CAPS is the acronym for the Central Admission Processing System instituted by Joint Admission and Matriculation Board (JAMB). JAMB is a Nigerian entrance examination board for tertiary-level institutions. The board was established by an Act of 1978, and was subsequently amended in 1989 and 1993. JAMB is saddled with the following mandates:

  • General control over the conduct of matriculation examinations into all Universities, Monotecnics, Polytechnics and Colleges of Education;
  • Appointment of examiners, moderators, invigilators, members of the subject panels and committees and other persons with respect to matriculation examinations;
  • Placements of suitably qualified candidates in the tertiary institutions in collaboration with those institutions.

JAMB, in the discharge of its mandates introduced an innovative admission mechanism known as CAPS. The rationale behind the introduction of CAPS as far back as 2017/2018 session is to monitor the admission process of various institutions in order to ensure a free and fair admission process. It is concerned with the automation of the admission process into Nigerian universities. From the explanation above, you will agree with us that JAMB CAPS is a great innovation that has really helped to regulate the admission process.

Furthermore, there are lots of benefits attached to JAMB CAPS which include but not limited to:

  • Ensuring JAMB operational efficiency.
  • Refocusing JAMB on its founding ideals as a clearing house for the admission process.
  • Expanding admission opportunities.
  • Providing credible and easily accessible data for research and planning etc.

Notably, JAMB CAPS does not offer admission out of nowhere, it offers based on the criteria set by the preferred institutions of candidates. JAMB receive the admission criteria and then JAMB CAPS ranks and suggest candidates which meet the institution’s admission criteria as configured on the system by various institutions. The lists are then sent to the University Admission Desk Officers of tertiary institutions in Nigeria who will in turn review the list JAMB CAPS suggested.

It must be understood that JAMB CAPS does not upload the list of the suggested candidates as they have not been approved by the institutions. After the review of lists of the suggested candidates by different tertiary institutions, the lists of proposed students otherwise known as “the list of recommended students” is then forwarded to JAMB. At this point, JAMB reviews the recommended candidates to confirm they are from the initial lists sent to the various institutions.

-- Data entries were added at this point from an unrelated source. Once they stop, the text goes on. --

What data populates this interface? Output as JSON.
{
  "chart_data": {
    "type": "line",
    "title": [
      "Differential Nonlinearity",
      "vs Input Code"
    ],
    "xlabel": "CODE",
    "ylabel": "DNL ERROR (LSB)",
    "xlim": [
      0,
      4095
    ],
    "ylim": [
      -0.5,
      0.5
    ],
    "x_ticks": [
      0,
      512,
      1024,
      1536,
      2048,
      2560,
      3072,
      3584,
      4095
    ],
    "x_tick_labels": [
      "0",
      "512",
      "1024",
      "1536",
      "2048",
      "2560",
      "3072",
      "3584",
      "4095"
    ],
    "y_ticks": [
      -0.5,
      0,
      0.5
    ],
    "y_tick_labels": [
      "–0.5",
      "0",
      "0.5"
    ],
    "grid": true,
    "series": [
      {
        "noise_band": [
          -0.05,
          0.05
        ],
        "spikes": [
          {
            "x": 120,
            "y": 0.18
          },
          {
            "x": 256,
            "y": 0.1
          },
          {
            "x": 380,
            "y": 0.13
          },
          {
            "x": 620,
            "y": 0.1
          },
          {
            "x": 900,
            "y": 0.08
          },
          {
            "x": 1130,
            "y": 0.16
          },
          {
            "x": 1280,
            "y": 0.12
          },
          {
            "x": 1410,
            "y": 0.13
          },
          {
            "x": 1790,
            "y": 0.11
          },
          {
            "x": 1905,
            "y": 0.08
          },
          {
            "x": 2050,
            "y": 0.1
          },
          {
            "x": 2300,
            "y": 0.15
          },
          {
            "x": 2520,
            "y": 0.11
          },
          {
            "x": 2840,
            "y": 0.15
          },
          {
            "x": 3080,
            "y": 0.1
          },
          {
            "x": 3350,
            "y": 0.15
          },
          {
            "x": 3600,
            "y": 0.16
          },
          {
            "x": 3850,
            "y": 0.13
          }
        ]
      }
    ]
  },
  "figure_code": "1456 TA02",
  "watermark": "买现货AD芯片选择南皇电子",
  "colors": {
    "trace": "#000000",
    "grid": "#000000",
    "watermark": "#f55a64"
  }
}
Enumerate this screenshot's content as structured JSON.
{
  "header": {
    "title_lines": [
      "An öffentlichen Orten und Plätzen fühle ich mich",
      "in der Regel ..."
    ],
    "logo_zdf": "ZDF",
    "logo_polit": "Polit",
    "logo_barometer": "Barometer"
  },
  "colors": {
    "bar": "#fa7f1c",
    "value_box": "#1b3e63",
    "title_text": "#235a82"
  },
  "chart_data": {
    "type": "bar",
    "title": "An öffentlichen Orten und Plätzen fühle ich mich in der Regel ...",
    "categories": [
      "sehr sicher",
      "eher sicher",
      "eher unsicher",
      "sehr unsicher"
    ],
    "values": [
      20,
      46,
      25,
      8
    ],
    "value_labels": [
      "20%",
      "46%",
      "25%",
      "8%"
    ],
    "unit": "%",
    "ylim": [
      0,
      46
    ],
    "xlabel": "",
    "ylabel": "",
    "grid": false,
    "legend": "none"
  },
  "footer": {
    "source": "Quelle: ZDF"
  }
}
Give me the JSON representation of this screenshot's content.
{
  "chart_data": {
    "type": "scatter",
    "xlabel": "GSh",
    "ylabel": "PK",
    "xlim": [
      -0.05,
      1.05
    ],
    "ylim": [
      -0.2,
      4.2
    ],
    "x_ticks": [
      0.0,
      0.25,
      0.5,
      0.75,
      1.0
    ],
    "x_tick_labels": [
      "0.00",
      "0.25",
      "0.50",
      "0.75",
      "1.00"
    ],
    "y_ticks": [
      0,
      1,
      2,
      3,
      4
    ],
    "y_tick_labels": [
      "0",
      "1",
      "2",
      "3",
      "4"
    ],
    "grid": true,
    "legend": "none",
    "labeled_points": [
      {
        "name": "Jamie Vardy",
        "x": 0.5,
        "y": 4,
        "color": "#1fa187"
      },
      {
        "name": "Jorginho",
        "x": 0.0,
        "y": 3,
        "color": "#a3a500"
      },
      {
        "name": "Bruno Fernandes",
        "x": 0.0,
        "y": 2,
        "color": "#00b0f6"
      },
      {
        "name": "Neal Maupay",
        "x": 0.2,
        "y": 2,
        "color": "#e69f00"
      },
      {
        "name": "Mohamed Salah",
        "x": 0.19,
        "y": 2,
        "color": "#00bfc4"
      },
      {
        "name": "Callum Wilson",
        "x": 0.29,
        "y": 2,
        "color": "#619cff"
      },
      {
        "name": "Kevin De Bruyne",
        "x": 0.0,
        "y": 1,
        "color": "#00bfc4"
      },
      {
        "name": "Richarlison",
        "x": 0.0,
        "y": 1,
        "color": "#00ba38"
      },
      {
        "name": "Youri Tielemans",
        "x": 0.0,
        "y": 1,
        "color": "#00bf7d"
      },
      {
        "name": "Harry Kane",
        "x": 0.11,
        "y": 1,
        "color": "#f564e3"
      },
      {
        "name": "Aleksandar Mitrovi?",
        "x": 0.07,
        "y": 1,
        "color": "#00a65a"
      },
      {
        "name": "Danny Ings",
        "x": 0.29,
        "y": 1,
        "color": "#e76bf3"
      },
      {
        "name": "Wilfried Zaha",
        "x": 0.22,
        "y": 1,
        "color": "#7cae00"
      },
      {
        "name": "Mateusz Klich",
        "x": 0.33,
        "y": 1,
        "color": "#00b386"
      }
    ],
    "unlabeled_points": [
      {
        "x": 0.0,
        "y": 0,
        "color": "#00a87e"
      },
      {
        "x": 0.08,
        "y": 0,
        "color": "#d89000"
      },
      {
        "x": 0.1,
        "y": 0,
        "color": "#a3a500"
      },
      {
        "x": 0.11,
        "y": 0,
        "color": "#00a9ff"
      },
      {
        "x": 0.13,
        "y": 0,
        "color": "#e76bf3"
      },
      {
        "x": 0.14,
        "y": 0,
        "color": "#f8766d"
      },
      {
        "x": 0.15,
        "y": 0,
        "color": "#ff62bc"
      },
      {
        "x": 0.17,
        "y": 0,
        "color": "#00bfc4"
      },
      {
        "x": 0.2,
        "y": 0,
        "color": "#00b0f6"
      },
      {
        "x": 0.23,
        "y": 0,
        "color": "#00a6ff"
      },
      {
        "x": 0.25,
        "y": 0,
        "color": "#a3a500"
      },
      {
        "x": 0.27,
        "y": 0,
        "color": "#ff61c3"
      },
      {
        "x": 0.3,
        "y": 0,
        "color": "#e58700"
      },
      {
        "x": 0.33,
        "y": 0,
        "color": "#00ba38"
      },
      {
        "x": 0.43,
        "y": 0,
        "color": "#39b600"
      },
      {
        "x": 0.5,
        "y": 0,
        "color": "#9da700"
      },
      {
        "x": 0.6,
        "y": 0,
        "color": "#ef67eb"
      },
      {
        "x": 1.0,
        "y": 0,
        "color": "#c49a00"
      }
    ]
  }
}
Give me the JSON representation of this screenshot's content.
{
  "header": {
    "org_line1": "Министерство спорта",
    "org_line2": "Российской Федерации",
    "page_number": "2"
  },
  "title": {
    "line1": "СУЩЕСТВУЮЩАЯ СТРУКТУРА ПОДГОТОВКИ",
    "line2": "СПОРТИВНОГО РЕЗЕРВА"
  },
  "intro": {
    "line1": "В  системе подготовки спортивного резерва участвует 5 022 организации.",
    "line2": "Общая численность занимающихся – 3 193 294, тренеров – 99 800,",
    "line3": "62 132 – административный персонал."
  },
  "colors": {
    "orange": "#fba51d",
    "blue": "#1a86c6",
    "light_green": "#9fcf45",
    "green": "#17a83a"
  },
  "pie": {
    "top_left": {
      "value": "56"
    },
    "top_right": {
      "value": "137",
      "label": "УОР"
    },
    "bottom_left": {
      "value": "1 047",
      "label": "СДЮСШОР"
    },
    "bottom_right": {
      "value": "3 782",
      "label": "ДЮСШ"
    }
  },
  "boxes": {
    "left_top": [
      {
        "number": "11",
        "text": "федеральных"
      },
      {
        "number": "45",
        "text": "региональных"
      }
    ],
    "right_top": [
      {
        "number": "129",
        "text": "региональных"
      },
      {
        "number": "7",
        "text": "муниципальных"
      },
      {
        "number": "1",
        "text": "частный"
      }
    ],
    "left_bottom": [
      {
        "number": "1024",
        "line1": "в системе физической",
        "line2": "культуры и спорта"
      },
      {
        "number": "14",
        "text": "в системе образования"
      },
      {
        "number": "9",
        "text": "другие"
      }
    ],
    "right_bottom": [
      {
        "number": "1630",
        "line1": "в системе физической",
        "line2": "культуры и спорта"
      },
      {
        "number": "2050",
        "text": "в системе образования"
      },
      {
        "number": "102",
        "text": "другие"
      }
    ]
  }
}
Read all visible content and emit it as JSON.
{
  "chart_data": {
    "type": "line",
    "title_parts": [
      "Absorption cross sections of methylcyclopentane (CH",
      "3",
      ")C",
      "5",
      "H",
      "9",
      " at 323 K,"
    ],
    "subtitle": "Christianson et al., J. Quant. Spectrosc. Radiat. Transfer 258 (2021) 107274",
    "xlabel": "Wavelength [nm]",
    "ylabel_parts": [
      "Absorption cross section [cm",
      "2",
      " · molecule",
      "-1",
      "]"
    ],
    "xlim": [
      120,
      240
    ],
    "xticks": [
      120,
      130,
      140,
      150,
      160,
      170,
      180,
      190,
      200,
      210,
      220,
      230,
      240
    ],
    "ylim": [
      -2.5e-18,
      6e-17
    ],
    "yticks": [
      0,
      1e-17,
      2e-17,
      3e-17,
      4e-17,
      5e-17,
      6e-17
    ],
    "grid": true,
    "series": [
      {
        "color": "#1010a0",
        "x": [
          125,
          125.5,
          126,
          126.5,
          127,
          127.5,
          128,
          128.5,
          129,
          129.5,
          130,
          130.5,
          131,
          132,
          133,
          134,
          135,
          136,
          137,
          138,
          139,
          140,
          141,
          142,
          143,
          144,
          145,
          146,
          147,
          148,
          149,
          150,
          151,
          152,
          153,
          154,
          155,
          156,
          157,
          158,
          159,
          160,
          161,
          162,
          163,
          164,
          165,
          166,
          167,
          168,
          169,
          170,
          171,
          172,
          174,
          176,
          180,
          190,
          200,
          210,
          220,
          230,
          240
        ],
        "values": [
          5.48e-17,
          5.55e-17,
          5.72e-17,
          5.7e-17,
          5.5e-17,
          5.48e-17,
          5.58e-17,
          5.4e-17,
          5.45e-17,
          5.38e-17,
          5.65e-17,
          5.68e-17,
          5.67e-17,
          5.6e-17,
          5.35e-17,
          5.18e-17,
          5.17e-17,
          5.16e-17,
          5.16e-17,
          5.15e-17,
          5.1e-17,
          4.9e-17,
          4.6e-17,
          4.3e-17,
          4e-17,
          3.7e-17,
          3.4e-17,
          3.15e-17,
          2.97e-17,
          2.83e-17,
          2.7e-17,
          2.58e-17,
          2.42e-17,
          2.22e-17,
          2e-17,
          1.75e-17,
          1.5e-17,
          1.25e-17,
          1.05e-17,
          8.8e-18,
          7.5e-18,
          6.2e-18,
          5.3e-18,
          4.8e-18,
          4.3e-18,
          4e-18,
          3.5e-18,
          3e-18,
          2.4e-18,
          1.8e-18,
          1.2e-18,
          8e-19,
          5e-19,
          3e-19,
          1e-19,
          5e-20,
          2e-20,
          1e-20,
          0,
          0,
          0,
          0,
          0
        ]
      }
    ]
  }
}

This is where the rights of students are mostly protected. It is where JAMB ensures that qualified students are not denied admission.    In conclusion, JAMB CAPS has been very helpful and innovative mechanism which ensures free and fair admission process to well qualified candidates. This has help in curbing the influence of the Nigerian factor ‘connection being more important than qualification.’